I looked at my Shadows, one by one. I knew they were waiting for me.

«The exchange between Montero and the Devils will go wrong, since we have already placed their merchandise. When Montero will think he was played, he will make a big mess between his men and the Devils, then the police will intervene and proceed with the arrests. We hope that Lucas will be furious and he will want to find the guilty. If everything will go like we planned, he will not be content to let out his henchmen, and he will be then that we let him know the fact that we sold his merchandise. He'll want money and our skin.
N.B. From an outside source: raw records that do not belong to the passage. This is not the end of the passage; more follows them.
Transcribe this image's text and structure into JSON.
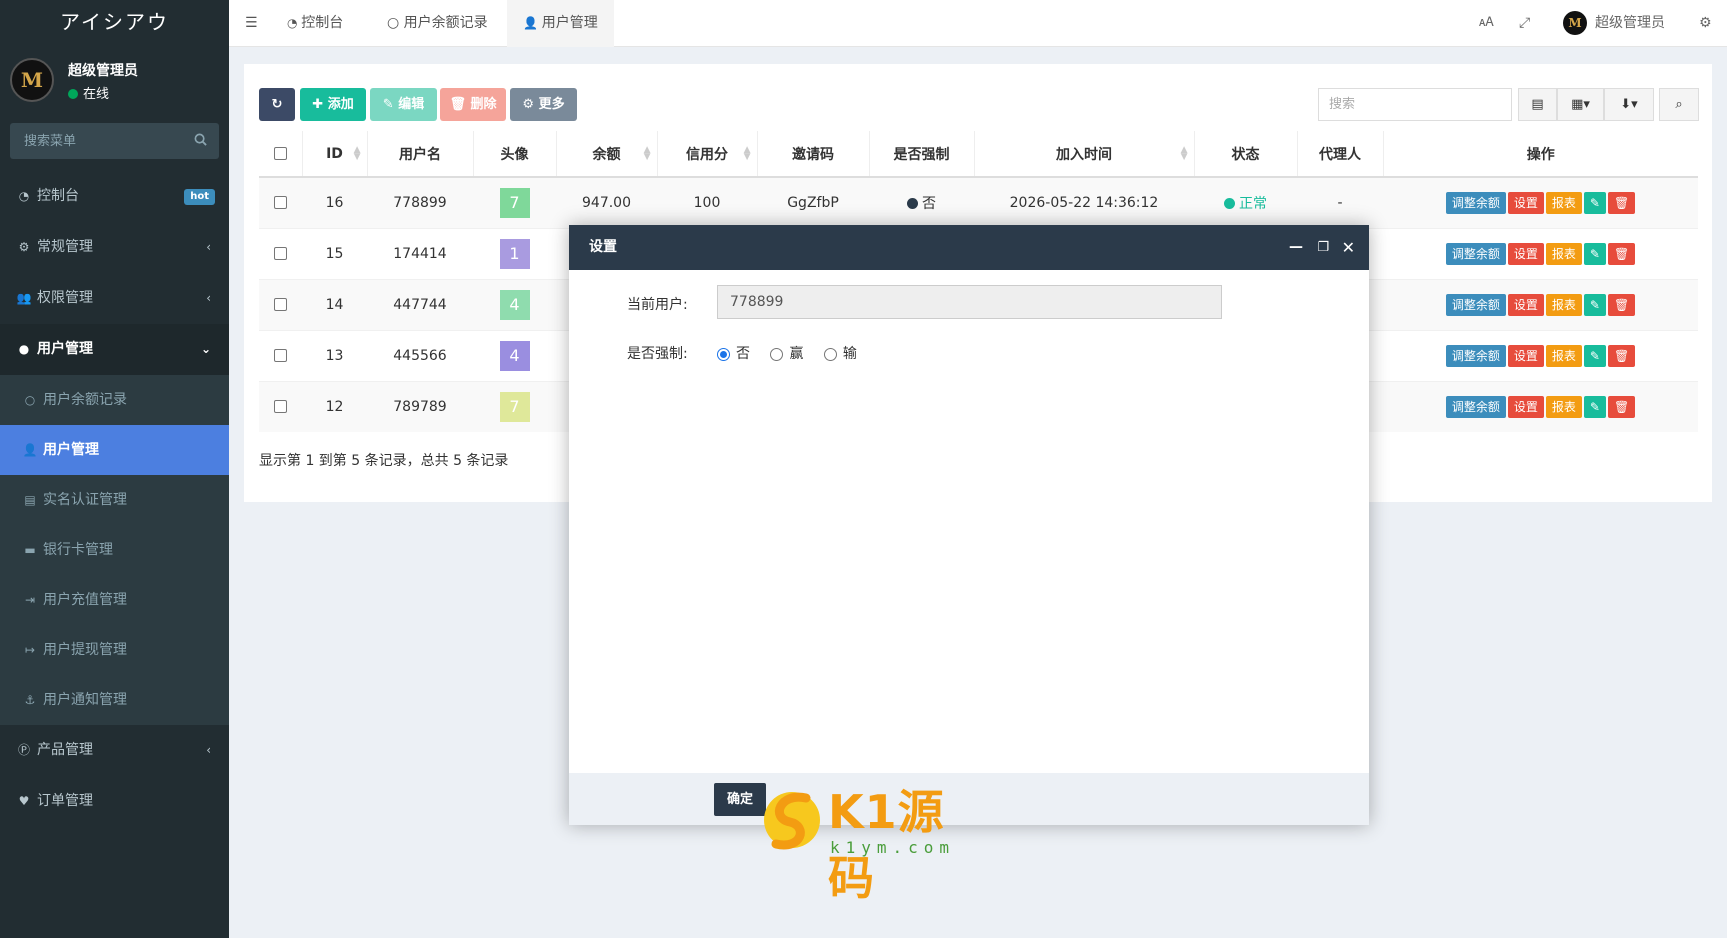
{
  "app": {
    "logo_text": "アイシアウ"
  },
  "user": {
    "name": "超级管理员",
    "status": "在线",
    "avatar_letter": "M"
  },
  "sidebar": {
    "search_placeholder": "搜索菜单",
    "items": [
      {
        "label": "控制台",
        "badge": "hot"
      },
      {
        "label": "常规管理"
      },
      {
        "label": "权限管理"
      },
      {
        "label": "用户管理"
      },
      {
        "label": "用户余额记录"
      },
      {
        "label": "用户管理"
      },
      {
        "label": "实名认证管理"
      },
      {
        "label": "银行卡管理"
      },
      {
        "label": "用户充值管理"
      },
      {
        "label": "用户提现管理"
      },
      {
        "label": "用户通知管理"
      },
      {
        "label": "产品管理"
      },
      {
        "label": "订单管理"
      }
    ]
  },
  "topbar": {
    "tabs": [
      {
        "label": "控制台"
      },
      {
        "label": "用户余额记录"
      },
      {
        "label": "用户管理"
      }
    ],
    "admin_name": "超级管理员"
  },
  "toolbar": {
    "add": "添加",
    "edit": "编辑",
    "delete": "删除",
    "more": "更多",
    "search_placeholder": "搜索"
  },
  "table": {
    "headers": [
      "ID",
      "用户名",
      "头像",
      "余额",
      "信用分",
      "邀请码",
      "是否强制",
      "加入时间",
      "状态",
      "代理人",
      "操作"
    ],
    "rows": [
      {
        "id": "16",
        "username": "778899",
        "avatar": "7",
        "avatar_color": "#7fd89a",
        "balance": "947.00",
        "credit": "100",
        "invite": "GgZfbP",
        "forced": "否",
        "joined": "2026-05-22 14:36:12",
        "status": "正常",
        "agent": "-"
      },
      {
        "id": "15",
        "username": "174414",
        "avatar": "1",
        "avatar_color": "#a99be0"
      },
      {
        "id": "14",
        "username": "447744",
        "avatar": "4",
        "avatar_color": "#8fdcae"
      },
      {
        "id": "13",
        "username": "445566",
        "avatar": "4",
        "avatar_color": "#9a8ee0"
      },
      {
        "id": "12",
        "username": "789789",
        "avatar": "7",
        "avatar_color": "#dfe89a"
      }
    ],
    "ops": {
      "adjust": "调整余额",
      "settings": "设置",
      "report": "报表"
    },
    "footer": "显示第 1 到第 5 条记录，总共 5 条记录"
  },
  "dialog": {
    "title": "设置",
    "current_user_label": "当前用户:",
    "current_user_value": "778899",
    "forced_label": "是否强制:",
    "options": [
      "否",
      "赢",
      "输"
    ],
    "selected": "否",
    "confirm": "确定"
  },
  "watermark": {
    "text": "K1源码",
    "url": "k1ym.com"
  },
  "colors": {
    "sidebar_bg": "#222d32",
    "active_blue": "#4c7fe0",
    "header_dark": "#2b3a4a",
    "btn_refresh": "#3c4a66",
    "btn_add": "#18bc9c",
    "btn_edit": "#7bd7c2",
    "btn_delete": "#f5a49a",
    "btn_more": "#7a8a9a",
    "op_blue": "#3c8dbc",
    "op_red": "#e74c3c",
    "op_orange": "#f39c12",
    "op_green": "#18bc9c",
    "status_green": "#18bc9c"
  }
}
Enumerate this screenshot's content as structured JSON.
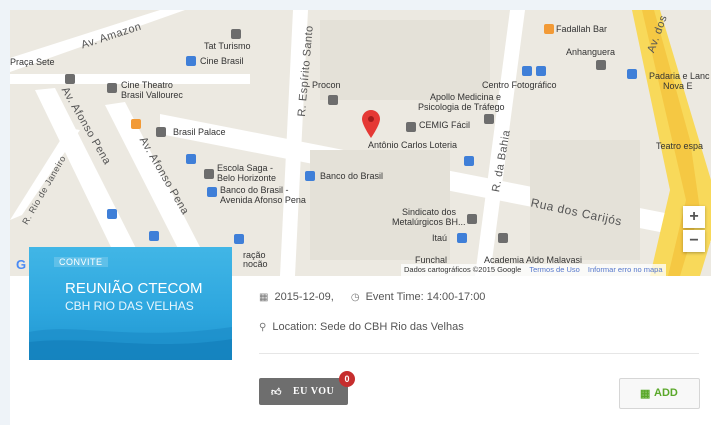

We have no other way to do it out in the open, we have to piss him off. The police is trying to capture him for years, but there is no evidence linking the activities of the Devils to him. It is dangerous, but it is the only way to get it out and maybe take back our lives. Now we are well covered and we are not alone, but it does not mean it will be a walk in the park.»

 

They looked at me and Axel came forward.

«Sean, we watch our backs since when we are small, we protected this neighborhood alone as best as we could, waiting for the day when the Devils would pay. I say let's do it.»

The others nodded. I looked at their faces and I saw no trace of doubt. Finally I looked at Ryan.

«Tell your boss that we are ready.»

I looked again at my friends, my Shadows.

«Go home. Do what you want tonight. Tomorrow Ryan will notify us as soon as the bomb will explode.»

They went all away and I remained with Cameron.

«My brother is around to celebrate, and I'm going back to Elise. What will you do?»

I smiled, but I did not answer him and I do not looked into his eyes. I would not be able to lie to him. I waved his hand and left the store. I just wanted to go back to Ash.